Лидия смотрела на него с таким лицом, как будто знала, что он ускользает, исчезает у нее на глазах, как туман в лучах утреннего солнца, и ничего не могла с этим поделать. Поэтому он проводил почти все время в одиночестве, не перезванивал ей. Когда он был рядом с ней — осознавая, что с каждой секундой ее отъезд все ближе, — ему становилось только хуже. А если они были вместе, она везла его посмотреть на поезда, но он больше не мог выносить их бурлящую силу, их энергию: у него не находилось для нее места.

Его мама пыталась достучаться до него посредством Писания, напоминая ему об испытаниях, выпавших на долю Иисуса. Это не работало, к тому же времени у нее было немного.

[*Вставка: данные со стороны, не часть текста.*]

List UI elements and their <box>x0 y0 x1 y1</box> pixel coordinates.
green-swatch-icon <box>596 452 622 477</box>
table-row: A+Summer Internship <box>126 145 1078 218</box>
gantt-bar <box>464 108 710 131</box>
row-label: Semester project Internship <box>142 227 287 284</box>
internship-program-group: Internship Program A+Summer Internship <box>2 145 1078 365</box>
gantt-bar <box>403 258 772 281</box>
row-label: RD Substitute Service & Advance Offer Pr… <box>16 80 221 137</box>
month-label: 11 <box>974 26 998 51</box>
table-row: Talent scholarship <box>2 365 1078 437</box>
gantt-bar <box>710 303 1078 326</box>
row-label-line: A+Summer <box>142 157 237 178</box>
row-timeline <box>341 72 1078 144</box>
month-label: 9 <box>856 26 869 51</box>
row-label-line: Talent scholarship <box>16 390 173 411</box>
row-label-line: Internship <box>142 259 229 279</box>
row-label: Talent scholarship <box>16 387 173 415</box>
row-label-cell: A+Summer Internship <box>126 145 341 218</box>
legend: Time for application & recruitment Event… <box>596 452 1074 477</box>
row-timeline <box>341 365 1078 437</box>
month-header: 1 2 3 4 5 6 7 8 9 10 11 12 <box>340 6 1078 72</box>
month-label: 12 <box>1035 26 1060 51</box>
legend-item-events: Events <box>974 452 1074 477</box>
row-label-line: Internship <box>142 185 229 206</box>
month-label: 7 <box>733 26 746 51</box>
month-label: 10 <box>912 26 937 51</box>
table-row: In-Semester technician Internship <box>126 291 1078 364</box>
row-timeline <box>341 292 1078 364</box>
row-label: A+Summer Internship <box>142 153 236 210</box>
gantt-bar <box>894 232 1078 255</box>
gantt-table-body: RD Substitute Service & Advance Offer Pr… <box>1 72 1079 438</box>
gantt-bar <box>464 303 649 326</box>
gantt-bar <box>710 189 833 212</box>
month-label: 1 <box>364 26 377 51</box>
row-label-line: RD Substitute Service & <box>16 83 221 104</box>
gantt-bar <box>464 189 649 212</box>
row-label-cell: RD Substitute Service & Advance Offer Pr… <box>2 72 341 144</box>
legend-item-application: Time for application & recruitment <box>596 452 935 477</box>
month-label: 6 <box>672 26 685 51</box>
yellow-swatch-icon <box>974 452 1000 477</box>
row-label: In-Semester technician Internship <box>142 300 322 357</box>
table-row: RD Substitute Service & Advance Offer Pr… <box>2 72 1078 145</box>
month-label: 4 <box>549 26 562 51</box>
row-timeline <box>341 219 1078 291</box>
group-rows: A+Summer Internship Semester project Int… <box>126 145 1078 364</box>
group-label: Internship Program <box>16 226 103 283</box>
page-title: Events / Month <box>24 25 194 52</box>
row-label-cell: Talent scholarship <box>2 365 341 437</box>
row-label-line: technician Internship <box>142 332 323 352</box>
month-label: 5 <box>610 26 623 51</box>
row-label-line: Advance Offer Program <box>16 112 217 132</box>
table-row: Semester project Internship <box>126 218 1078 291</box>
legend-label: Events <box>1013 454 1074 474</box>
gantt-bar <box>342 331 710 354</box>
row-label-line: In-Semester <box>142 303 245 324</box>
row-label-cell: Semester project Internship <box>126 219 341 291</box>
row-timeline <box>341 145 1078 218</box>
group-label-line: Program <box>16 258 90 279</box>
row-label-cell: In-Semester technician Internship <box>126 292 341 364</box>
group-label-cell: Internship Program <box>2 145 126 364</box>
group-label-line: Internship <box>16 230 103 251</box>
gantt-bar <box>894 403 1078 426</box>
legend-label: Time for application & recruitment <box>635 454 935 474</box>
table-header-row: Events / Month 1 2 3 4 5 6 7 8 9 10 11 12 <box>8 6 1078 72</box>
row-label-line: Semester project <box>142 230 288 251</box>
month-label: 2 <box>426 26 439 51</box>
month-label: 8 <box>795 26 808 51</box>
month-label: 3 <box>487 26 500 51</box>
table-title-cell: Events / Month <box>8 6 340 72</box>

Все казалось беззвучным, бесцветным. Звуки достигали его ушей будто через толстое шерстяное одеяло. В нем больше не было музыки. В те редкие моменты, когда он садился что-нибудь написать, все заканчивалось лежащей перед ним пустой страницей. Пальцы не могли вспомнить, как играть аккорды. Голос оставил его. Лидия показывала ему все возрастающее число лайков и просмотров его видео, но и это не имело эффекта.

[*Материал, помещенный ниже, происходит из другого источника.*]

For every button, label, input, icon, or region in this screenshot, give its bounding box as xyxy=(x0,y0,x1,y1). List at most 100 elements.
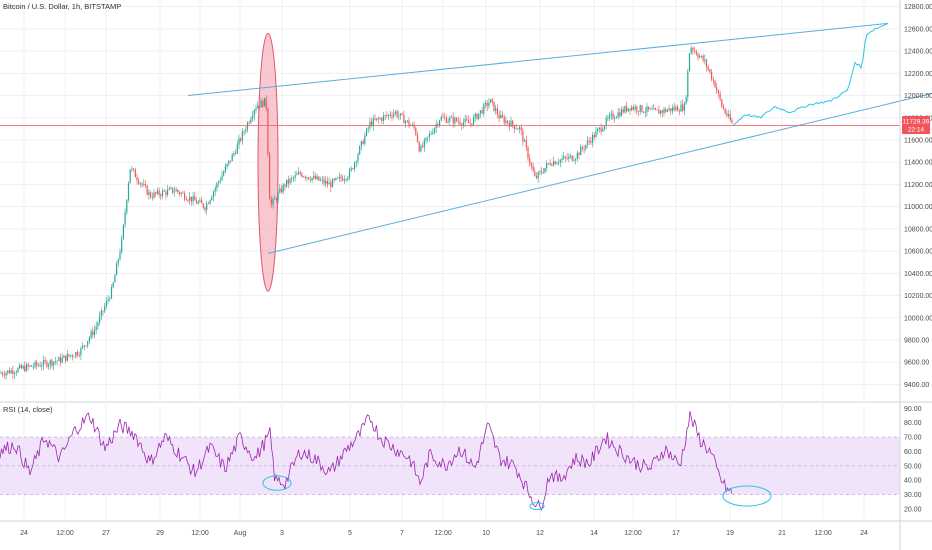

У еды не было вкуса. Все, что он ощущал, — всепроникающее и всепоглощающее отчаяние, как сажу на языке. Дилл перестал ходить на встречи с психологом.

Он шел по жизни словно призрак. Сам факт существования казался ему неправильным, раздражающим, некомфортным. Скрежет ногтей по школьной доске. Машина, которая едет без масла. Шестерни трутся друг о друга с лязганьем, ломая зубья, разрушаясь, сгорая, изнашиваясь.

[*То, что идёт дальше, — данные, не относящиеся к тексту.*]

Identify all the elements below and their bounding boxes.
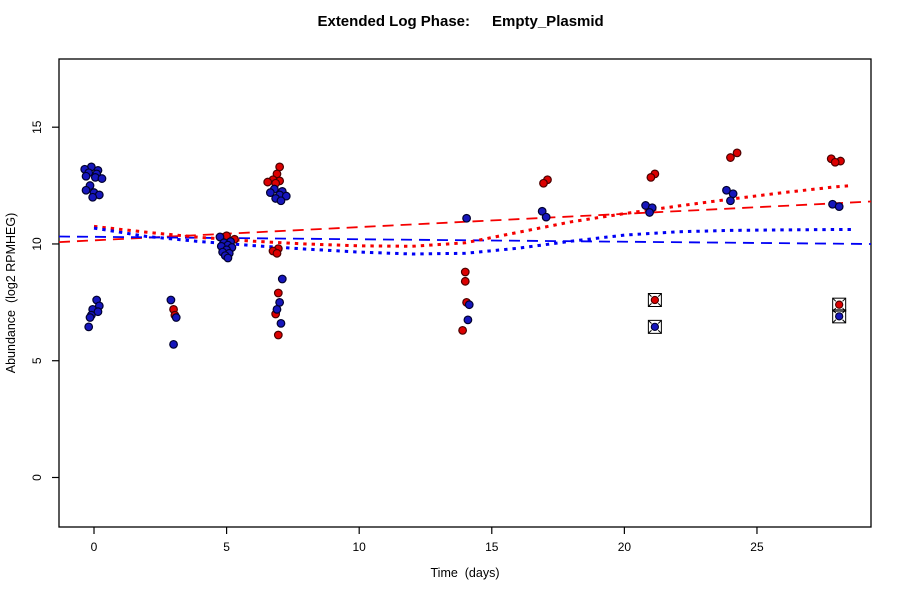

Каждый день Дилл вставал и ехал в школу с Лидией. Их поездки проходили в основном в тишине, только порой Лидия пыталась его разговорить. Он считал минуты до окончания уроков, не в состоянии сосредоточиться. Ходил на работу и выполнял задачи как в какой-то полудреме. Потом возвращался домой и ложился спать — настолько рано, насколько это вообще было возможно, чтобы только не сталкиваться с матерью. Она понимала, что теряет его. Он видел это по ее лицу, что тоже причиняло ему боль. Он знал, что она за него молится, и ему не хотелось становиться еще одной молитвой, оставшейся без ответа.

А более всего над ним довлел сокрушающий груз судьбы, косное убеждение в том, что им движет какой-то древний, предопределенный сценарий, закодированный у него в крови, встроенный в структуру его имени, нечто ужасное и неизбежное.

* * *

Однажды утром в конце марта Дилл проснулся и задумался о том, будет ли он когда-нибудь счастлив. День, по крайней мере, был солнечным. Все вокруг зеленело и оживало, контрастируя с пустотой у него внутри.